Heliophysics Science Division
Sciences and Exploration Directorate - NASA's Goddard Space Flight Center

May 18, 2012, 12:00 pm - 1:00 pm

May 18, 2012, 12:00 pm - 1:00 pm, Heliophysics Director's Seminar

Simulated Ring Current Response During Periods of Dawn-Dusk Oriented Interplanetary Magnetic Field (By)



Dr. Elizabeth Mitchell,NASA Goddard Space Flight Center/NPP

Ring current formation is mainly attributed to enhanced global magnetospheric convection and particle injection. One of the indicators of enhanced global magnetospheric convection is the transpolar potential. The transpolar potential has been shown to respond to dawn-dusk oriented interplanetary magnetic field (IMF), enhancing as the IMF magnitude grows. This suggests that the ring current should respond to dawn-dusk oriented IMF. This work examines the ring current response during periods of dawn-dusk oriented IMF using the LFM and CRCM simulations, exploring the effects of global magnetospheric convection and the location of the reconnection region on the night side. This work shows that as the magnitude of the dawn-dusk oriented IMF increases, producing a corresponding increase in the transpolar potential, the ring current response increases. The response is always much less than a comparable southward IMF would produce. This lower response is due to both magnetospheric convection, which builds the ring current but at a slower rate, and flank reconnection, which allows energy to flow through the inner magnetosphere without building the ring current plasma population.
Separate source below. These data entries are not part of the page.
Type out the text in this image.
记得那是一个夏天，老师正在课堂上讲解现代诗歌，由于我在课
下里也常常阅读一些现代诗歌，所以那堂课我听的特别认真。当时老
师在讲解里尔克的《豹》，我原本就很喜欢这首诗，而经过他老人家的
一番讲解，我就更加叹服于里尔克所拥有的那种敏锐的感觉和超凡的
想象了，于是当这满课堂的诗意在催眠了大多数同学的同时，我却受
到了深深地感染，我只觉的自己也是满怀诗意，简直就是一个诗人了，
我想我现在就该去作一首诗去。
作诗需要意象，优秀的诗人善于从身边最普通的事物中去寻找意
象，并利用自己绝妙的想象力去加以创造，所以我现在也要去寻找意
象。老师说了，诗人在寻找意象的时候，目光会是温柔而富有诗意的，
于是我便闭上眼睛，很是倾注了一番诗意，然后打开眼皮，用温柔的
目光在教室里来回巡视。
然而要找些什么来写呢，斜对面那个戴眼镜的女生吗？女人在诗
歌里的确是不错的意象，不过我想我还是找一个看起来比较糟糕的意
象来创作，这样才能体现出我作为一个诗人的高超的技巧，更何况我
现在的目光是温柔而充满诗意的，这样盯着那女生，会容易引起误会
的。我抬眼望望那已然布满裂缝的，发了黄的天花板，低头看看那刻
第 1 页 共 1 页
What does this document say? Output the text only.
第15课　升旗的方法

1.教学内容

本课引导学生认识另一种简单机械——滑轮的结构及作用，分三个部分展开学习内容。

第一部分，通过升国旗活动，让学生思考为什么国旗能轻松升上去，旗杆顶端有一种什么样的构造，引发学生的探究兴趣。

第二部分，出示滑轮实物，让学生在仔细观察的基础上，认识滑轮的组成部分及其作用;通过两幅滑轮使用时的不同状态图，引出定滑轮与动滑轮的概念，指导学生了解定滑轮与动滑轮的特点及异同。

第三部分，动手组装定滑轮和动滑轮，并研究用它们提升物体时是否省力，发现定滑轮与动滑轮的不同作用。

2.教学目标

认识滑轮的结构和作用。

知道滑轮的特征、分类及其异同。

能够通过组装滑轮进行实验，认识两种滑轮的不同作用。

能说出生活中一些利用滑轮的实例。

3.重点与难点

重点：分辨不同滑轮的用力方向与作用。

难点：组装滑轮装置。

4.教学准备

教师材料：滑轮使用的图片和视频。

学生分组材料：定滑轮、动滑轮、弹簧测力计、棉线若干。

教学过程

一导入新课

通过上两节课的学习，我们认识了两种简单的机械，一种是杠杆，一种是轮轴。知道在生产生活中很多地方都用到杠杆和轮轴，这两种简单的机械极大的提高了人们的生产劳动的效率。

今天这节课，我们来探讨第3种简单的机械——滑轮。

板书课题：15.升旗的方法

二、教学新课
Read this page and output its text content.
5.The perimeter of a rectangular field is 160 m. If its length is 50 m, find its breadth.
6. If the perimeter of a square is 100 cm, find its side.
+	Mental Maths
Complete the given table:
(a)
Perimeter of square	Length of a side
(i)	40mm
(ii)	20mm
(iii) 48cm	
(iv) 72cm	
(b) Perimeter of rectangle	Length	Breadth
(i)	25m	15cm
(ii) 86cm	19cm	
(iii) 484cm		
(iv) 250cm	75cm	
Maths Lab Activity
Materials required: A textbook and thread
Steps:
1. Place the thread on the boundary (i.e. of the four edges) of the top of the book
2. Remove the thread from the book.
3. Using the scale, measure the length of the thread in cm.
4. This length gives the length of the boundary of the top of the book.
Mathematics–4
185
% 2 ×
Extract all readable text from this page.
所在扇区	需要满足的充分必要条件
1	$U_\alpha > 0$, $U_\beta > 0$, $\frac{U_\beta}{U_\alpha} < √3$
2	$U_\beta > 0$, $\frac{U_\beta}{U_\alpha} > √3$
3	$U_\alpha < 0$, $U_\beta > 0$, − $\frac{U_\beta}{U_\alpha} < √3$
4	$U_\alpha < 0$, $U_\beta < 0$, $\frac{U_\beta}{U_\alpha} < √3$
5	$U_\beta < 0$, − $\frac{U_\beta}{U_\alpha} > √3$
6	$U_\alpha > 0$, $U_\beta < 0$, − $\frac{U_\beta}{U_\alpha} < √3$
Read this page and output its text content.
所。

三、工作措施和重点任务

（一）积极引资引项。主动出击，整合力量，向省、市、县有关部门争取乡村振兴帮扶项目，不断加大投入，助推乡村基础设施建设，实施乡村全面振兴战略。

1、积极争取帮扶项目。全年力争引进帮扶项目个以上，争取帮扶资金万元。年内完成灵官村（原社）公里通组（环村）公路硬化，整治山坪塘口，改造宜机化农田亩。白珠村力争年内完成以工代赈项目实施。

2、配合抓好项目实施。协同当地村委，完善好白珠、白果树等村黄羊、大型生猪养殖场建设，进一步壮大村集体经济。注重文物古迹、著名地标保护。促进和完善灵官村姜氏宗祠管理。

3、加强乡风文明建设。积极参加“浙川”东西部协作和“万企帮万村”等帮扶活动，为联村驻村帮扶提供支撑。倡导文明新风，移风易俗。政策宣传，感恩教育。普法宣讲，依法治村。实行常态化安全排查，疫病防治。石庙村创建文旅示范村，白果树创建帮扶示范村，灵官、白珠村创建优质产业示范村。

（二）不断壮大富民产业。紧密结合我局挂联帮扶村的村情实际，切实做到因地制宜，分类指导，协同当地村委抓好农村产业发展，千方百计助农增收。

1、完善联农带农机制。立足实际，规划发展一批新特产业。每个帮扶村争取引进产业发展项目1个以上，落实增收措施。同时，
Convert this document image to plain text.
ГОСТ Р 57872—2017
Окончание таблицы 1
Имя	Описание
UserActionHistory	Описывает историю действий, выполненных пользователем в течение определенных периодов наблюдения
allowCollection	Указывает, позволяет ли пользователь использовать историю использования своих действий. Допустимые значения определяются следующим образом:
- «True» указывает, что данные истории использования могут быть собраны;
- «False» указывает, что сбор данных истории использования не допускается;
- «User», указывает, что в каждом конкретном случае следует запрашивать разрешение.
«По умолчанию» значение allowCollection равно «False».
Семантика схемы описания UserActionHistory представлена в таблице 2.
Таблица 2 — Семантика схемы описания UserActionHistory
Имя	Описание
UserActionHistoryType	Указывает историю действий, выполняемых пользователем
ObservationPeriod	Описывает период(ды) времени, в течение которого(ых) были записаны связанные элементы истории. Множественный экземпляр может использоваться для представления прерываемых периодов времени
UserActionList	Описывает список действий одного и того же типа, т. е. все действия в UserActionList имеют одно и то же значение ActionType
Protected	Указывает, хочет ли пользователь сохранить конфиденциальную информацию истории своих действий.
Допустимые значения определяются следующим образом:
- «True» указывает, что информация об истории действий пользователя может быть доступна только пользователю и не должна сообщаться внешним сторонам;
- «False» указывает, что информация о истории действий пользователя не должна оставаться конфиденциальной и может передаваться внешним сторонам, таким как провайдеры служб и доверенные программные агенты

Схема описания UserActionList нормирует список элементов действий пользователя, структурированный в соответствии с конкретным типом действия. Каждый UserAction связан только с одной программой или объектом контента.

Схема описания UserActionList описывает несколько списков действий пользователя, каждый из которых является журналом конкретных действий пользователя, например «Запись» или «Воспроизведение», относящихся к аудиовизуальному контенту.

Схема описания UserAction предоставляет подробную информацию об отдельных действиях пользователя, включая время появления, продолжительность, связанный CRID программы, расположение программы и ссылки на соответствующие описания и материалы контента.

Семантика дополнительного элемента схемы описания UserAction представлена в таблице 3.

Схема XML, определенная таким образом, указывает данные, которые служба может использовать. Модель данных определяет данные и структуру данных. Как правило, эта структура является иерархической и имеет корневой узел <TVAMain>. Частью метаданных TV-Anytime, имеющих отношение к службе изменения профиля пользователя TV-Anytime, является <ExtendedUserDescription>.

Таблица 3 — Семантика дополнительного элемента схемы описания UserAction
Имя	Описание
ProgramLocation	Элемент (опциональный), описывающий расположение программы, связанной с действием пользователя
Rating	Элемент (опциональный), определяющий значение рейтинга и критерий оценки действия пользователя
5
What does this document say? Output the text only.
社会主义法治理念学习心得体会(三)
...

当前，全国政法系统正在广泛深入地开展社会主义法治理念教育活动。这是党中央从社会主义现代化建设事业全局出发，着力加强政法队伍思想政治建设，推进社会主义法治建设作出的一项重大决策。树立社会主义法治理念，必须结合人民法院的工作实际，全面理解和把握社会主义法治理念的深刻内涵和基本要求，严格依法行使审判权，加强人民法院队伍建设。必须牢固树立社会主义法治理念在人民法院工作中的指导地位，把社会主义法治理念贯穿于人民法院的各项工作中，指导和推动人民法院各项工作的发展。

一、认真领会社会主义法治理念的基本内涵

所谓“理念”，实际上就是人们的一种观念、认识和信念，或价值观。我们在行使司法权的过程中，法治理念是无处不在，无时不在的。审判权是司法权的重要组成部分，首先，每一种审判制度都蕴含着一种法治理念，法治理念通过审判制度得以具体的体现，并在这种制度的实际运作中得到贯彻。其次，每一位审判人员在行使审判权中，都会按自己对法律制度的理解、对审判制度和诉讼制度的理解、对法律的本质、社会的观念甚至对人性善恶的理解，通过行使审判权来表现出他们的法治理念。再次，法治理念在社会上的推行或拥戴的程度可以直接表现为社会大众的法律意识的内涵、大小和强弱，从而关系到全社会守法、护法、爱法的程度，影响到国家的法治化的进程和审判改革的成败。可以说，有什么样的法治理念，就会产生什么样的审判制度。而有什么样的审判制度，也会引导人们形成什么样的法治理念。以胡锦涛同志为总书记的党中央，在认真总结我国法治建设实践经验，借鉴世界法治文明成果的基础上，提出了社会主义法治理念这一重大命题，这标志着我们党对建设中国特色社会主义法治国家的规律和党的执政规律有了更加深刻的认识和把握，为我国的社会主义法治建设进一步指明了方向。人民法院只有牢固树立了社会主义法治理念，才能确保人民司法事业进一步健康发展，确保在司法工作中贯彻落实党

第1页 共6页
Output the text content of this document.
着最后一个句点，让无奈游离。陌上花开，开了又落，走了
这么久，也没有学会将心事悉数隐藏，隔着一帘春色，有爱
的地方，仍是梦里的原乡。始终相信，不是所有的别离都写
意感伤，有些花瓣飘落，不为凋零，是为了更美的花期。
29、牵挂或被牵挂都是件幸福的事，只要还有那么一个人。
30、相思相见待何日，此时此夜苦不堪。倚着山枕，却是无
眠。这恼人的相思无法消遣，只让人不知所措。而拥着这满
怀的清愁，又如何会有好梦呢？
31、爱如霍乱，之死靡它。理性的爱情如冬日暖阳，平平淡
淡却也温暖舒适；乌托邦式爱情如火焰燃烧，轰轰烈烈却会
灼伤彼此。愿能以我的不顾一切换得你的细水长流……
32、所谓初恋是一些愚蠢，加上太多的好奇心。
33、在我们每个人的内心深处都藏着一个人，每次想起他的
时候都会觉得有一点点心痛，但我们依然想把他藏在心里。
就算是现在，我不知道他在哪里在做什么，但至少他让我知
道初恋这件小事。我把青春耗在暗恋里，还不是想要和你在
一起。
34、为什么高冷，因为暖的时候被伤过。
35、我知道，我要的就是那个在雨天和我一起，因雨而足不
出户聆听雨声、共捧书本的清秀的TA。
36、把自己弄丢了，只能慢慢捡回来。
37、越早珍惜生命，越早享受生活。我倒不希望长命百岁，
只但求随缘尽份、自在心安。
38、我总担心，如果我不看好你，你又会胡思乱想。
Dipolarization Fronts and Reconnection in 2D Current Sheets



Dr. Natalia Buzulukova, NASA Goddard Space Flight Center/Catholic University

Dipolarization fronts (DF's) are moving structures in the Earth's magnetotail with a sharp increase of the magnetic field component Bz normal to the neutral plane. DFs are routinely observed inside bursty bulk flows. Bursty bulk flows with DFs are the main mechanism for energy and plasma transfer in the Earth magnetotail and supply particles to the inner magnetosphere and the ring current. It is usually accepted that DFs and bursty bulk flows are reconnection exhausts. To model collisionless reconnection and DFs in the Earth's magnetotail, we use a 2D PIC code with open boundaries. We start from fully kinetic 2D equilibrium and show that the reconnection process is very sensitive to initial equilibrium. We find that equilibrium with accumulated flux in the magnetotail generates multiple DFs. In this case, DF's and bursty bulk flows are not a consequence of reconnection. Instead, it is the motion of the DF that triggers reconnection and the formation of an active X-point. We implement virtual spacecraft in our simulations and find that characteristics of simulated DFs agree very well with observations. These results will be important for the future NASA MMS mission devoted to studying the reconnection process in the Earth's magnetosphere.

Modeling Ionospheric Outflow



Dr. Alex Glocer,NASA Goddard Space Flight Center

The Earth's magnetosphere, formed by the complex interaction of the solar wind with the planet's magnetic field, has no intrinsic source of plasma. It acquires all the matter within it from the ionosphere and solar wind. Indeed, since the earliest measurements of O+ in the magnetosphere, a clear indicator of an ionospheric source, the topic of magnetospheric composition and its role in governing magnetospheric processes has been of keen scientific interest. In this study, we model the ionospheric outflow solution during the geomagnetically quiet conditions in the polar cap during solar maximum. We directly compare our simulation results to satellite and radar data of ion and electron density, velocity, and temperature. The data and model agree reasonably well, and demonstrates that photoelectrons play an important role in explaining the differences between sunlit and dark results, ion composition, as well as ion and electron temperatures.